Genel olarak haftalık işe başlamanın ilk günü olması sebebiyle pazartesi sendromu adını verdiğimiz bu olgu en az 2-3 günlük tatil dönüşlerinde de önümüze çıkmaktadır. Çünkü bize neşe veren, keyif veren bir tatil elimizden alınmıştır ve sorumluluk duygusuyla, hataya yer vermek istemediğimiz, kendimizi sıkıntıya soktuğumuz işler tekrar başlamaktadır. Hele ki iş yerinde gerek amirlerimizle gerek iş arkadaşlarımızla aramız çok iyi değilse bu konuda daha da zorlanırız.

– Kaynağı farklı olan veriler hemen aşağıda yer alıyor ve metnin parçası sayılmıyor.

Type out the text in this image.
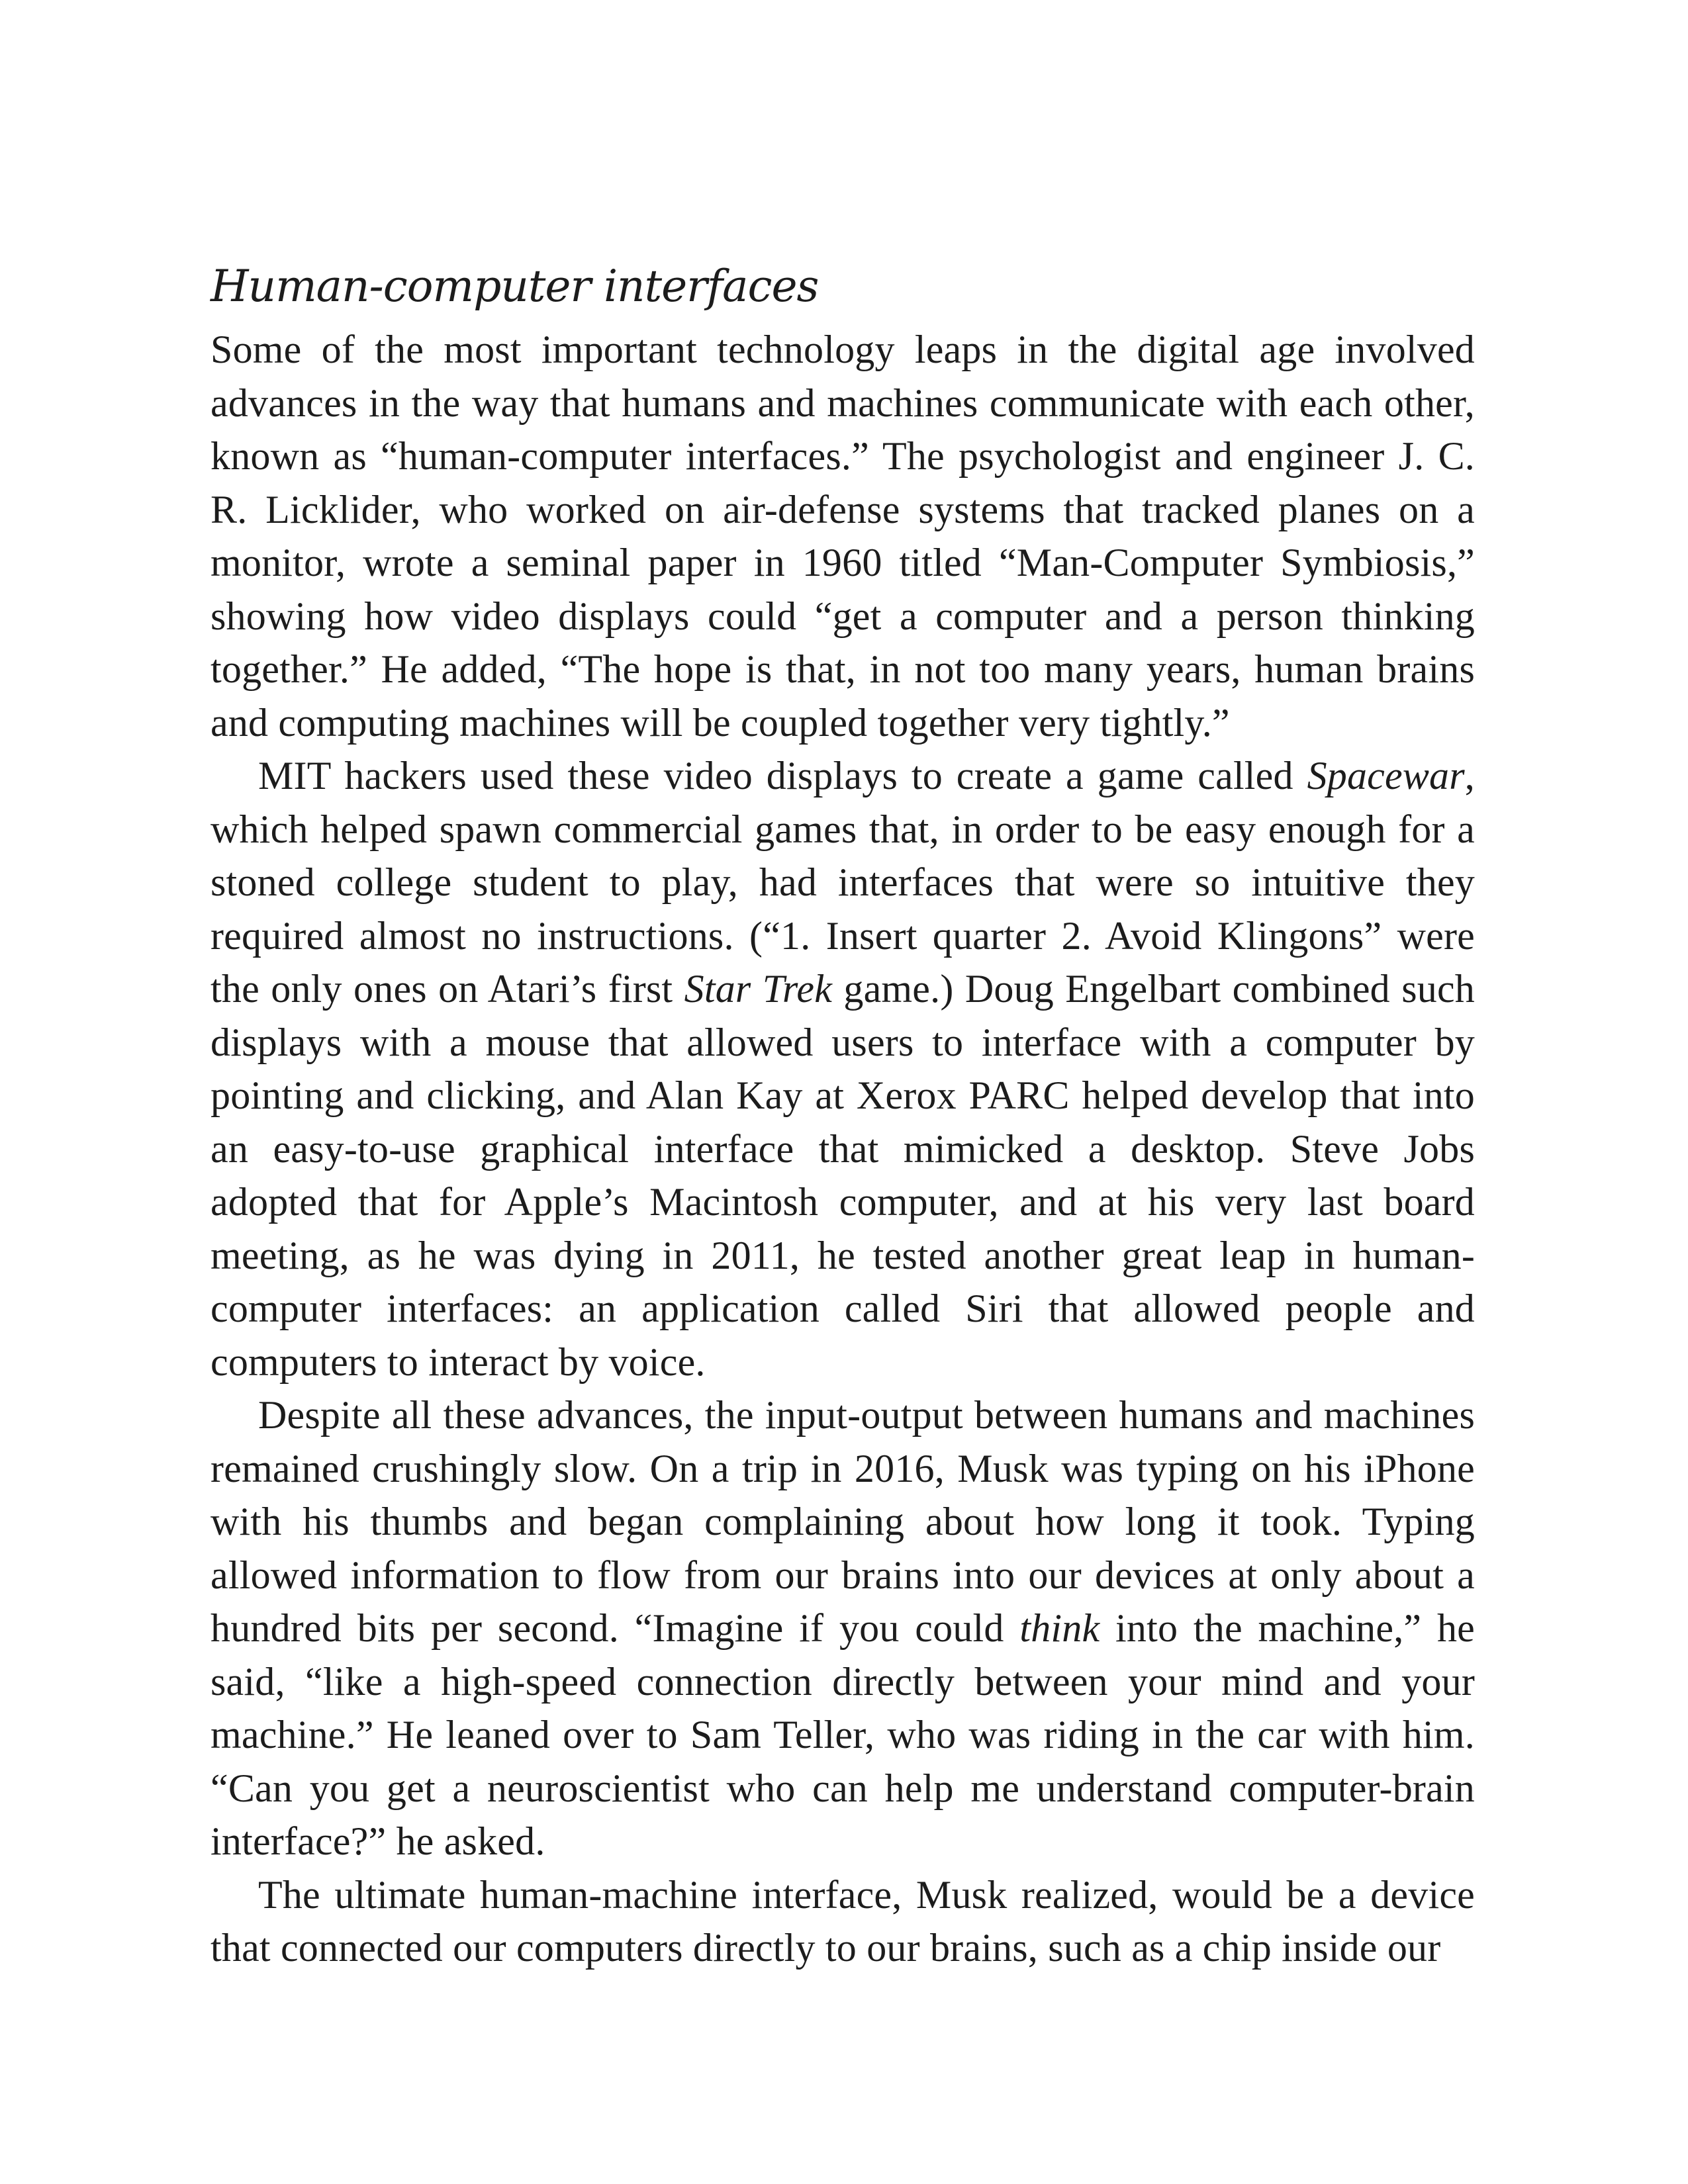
Human-computer interfaces

Some of the most important technology leaps in the digital age involved advances in the way that humans and machines communicate with each other, known as “human-computer interfaces.” The psychologist and engineer J. C. R. Licklider, who worked on air-defense systems that tracked planes on a monitor, wrote a seminal paper in 1960 titled “Man-Computer Symbiosis,” showing how video displays could “get a computer and a person thinking together.” He added, “The hope is that, in not too many years, human brains and computing machines will be coupled together very tightly.”

MIT hackers used these video displays to create a game called Spacewar, which helped spawn commercial games that, in order to be easy enough for a stoned college student to play, had interfaces that were so intuitive they required almost no instructions. (“1. Insert quarter 2. Avoid Klingons” were the only ones on Atari’s first Star Trek game.) Doug Engelbart combined such displays with a mouse that allowed users to interface with a computer by pointing and clicking, and Alan Kay at Xerox PARC helped develop that into an easy-to-use graphical interface that mimicked a desktop. Steve Jobs adopted that for Apple’s Macintosh computer, and at his very last board meeting, as he was dying in 2011, he tested another great leap in human-computer interfaces: an application called Siri that allowed people and computers to interact by voice.

Despite all these advances, the input-output between humans and machines remained crushingly slow. On a trip in 2016, Musk was typing on his iPhone with his thumbs and began complaining about how long it took. Typing allowed information to flow from our brains into our devices at only about a hundred bits per second. “Imagine if you could think into the machine,” he said, “like a high-speed connection directly between your mind and your machine.” He leaned over to Sam Teller, who was riding in the car with him. “Can you get a neuroscientist who can help me understand computer-brain interface?” he asked.

The ultimate human-machine interface, Musk realized, would be a device that connected our computers directly to our brains, such as a chip inside our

Çok eski zamanlardan beri, dünyanın her yerinde olduğu gibi, Anadolu'da da günlere anlamlar yüklenmiş. Anadolu’daki insanlar uzun yıllık tecrübelerine dayanarak günleri özelliklerine ayırmış. Eski Türklere göre, pazartesi günü, uğurludur. Bir işe başlanacağı zaman özellikle bugün beklenir. Pazartesi için “çamaşır günü” de denilir. Yorgan kaplanır, ev temizlenir. Pazartesi korkulacak bir gün değildir.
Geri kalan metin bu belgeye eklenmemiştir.